Hydrazine-Assisted Synthesis, Structures, Photoelectricity, and Photocatalysis of Ternary Mercury–Tellurostannate Hybrids with Transition-Metal Complexes

Tellurostannates are traditionally prepared by multistep reactions using the tellurides SnTe, SnTe₂, K₄SnTe₄, or A₆SnTe₆ (A = K, Rb, or Cs) as precursors, which are usually prepared by the molten reaction of alkali metals Sn and Te under harsh synthetic conditions. Differently, ternary Hg-tellurostannate hybrids [Mn(en)₃]HgSnTe₃(Te₂) (1) (en = ethylenediamine), [Mn(dien)₂]HgSnTe₃(Te₂) (2), and [Fe(dien)₂]HgSnTe₃(Te₂) (3) (dien = diethylenetriamine) were synthesized by one-pot reactions using Sn and Te powders as starting materials in the presence of hydrazine under mild solvothermal conditions. In 1, HgTe₃ and SnTe₄ units are joined via Te-sharing to form a 1-D polymeric chain [HgSnTe₃(Te₂)]_n^2n-, while the [HgSnTe₃(Te₂)]_n^2n- chains in 2 and 3 are composed of HgTe₄ and SnTe₄ units. The common feature of the [HgSnTe₃(Te₂)^2-]_n chains in 1-3 is that they are constructed by both the telluride anion Te^2- and the polytelluride anion Te₂^2-. 1-3 exhibited strong photocurrent responses with current densities of 5.26, 3.38, and 3.94 μA cm^-2, respectively.

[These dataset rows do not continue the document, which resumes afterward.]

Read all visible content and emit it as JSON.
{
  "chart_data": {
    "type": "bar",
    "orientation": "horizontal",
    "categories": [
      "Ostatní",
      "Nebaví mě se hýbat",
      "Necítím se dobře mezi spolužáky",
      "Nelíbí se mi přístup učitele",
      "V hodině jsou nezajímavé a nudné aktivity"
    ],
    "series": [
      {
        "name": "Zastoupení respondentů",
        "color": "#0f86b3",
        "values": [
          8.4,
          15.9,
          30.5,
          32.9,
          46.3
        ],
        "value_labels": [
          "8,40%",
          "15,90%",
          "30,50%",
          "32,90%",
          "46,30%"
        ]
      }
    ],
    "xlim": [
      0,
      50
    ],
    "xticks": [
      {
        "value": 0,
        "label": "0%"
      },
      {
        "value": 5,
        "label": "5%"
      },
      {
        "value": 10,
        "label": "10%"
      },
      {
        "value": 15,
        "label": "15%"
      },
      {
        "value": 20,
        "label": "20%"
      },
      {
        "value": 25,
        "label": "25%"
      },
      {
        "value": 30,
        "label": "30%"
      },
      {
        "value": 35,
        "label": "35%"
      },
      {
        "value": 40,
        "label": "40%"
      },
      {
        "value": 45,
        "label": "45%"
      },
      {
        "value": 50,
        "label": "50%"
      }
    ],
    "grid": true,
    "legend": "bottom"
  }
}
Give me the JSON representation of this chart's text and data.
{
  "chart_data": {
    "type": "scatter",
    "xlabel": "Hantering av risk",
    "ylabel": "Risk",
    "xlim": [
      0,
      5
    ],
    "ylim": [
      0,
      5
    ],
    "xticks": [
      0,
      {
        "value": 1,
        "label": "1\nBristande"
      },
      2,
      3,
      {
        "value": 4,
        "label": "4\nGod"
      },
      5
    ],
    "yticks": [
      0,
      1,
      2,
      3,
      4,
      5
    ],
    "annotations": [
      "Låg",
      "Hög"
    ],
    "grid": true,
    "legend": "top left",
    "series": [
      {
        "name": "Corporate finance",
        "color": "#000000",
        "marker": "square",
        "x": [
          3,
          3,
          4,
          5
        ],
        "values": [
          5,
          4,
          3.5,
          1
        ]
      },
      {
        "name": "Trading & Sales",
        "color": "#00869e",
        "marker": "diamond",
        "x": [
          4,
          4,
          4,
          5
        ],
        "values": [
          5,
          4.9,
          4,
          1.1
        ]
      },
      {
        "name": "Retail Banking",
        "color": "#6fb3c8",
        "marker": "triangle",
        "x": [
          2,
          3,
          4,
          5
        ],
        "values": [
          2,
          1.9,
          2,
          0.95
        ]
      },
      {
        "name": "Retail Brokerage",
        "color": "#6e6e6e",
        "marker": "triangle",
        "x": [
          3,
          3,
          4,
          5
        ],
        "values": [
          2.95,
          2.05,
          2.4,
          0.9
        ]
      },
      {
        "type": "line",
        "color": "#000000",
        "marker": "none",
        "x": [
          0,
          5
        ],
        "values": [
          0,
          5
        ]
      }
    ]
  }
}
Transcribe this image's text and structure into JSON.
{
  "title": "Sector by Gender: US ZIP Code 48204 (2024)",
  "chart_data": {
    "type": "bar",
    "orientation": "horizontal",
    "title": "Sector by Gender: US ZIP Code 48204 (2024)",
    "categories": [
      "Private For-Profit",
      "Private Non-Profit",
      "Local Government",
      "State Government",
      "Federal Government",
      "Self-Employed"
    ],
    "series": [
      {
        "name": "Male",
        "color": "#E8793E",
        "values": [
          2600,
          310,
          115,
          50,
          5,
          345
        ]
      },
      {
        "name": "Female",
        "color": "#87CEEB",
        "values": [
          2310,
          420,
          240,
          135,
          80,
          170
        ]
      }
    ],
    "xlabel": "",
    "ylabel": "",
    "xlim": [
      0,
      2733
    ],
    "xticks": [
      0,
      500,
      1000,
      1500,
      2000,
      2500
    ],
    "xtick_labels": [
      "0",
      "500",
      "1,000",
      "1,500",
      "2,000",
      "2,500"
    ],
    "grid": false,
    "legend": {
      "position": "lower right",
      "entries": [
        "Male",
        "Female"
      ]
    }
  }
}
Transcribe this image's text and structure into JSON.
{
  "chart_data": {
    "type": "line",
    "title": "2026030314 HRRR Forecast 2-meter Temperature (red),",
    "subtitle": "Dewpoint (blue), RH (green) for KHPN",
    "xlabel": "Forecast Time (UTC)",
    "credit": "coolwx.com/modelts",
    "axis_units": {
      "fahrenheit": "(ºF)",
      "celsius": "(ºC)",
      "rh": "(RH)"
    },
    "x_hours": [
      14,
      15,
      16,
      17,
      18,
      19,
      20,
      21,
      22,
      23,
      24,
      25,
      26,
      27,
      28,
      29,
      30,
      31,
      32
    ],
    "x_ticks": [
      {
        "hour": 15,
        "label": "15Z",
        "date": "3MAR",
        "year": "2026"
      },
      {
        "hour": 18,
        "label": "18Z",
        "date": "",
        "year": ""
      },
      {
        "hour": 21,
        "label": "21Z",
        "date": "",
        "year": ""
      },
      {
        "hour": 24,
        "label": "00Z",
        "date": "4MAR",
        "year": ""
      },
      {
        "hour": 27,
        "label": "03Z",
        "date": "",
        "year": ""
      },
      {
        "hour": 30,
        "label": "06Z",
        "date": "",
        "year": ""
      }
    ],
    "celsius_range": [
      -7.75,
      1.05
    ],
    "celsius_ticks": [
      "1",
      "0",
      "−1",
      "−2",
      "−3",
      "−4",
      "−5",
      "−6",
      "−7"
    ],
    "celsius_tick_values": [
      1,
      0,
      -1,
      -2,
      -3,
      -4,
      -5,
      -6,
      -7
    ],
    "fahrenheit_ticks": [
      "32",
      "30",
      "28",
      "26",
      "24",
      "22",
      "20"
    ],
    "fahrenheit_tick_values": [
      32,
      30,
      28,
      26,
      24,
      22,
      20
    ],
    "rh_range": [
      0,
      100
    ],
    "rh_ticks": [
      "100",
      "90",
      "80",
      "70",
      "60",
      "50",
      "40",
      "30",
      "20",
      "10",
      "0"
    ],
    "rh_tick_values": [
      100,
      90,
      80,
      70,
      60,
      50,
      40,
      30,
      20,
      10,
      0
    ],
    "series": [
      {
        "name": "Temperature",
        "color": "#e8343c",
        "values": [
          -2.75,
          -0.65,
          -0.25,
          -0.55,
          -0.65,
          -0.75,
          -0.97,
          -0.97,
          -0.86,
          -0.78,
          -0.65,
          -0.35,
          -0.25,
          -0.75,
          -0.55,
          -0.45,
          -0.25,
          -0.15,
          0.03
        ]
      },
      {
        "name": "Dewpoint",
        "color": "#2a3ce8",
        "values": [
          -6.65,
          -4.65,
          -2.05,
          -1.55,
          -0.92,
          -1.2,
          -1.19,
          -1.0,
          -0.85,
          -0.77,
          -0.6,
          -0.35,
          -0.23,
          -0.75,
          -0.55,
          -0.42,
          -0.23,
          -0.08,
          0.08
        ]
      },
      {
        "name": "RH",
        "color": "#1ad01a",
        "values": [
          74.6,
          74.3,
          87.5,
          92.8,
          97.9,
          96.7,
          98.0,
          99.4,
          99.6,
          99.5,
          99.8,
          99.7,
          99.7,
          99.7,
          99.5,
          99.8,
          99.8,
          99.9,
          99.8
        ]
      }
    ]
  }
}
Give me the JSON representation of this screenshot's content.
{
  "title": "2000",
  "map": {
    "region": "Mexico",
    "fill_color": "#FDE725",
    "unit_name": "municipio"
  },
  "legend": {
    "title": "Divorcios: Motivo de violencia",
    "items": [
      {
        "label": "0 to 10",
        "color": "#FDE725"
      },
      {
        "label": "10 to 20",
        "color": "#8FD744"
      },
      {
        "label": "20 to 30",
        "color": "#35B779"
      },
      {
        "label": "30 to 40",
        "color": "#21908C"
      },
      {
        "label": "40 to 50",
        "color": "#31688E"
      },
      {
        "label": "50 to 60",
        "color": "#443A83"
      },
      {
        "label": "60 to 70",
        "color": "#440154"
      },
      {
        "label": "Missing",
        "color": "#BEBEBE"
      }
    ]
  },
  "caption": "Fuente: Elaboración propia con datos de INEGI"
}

They showed effective photocatalytic activities for methylene blue degradation with degradation ratios in the range of 85.3-94.6% after light irradiation for 80 min. Investigation of the photocatalytic mechanism showed that ^•O₂^- radicals and h⁺ holes were the main active substances in the photodegradation.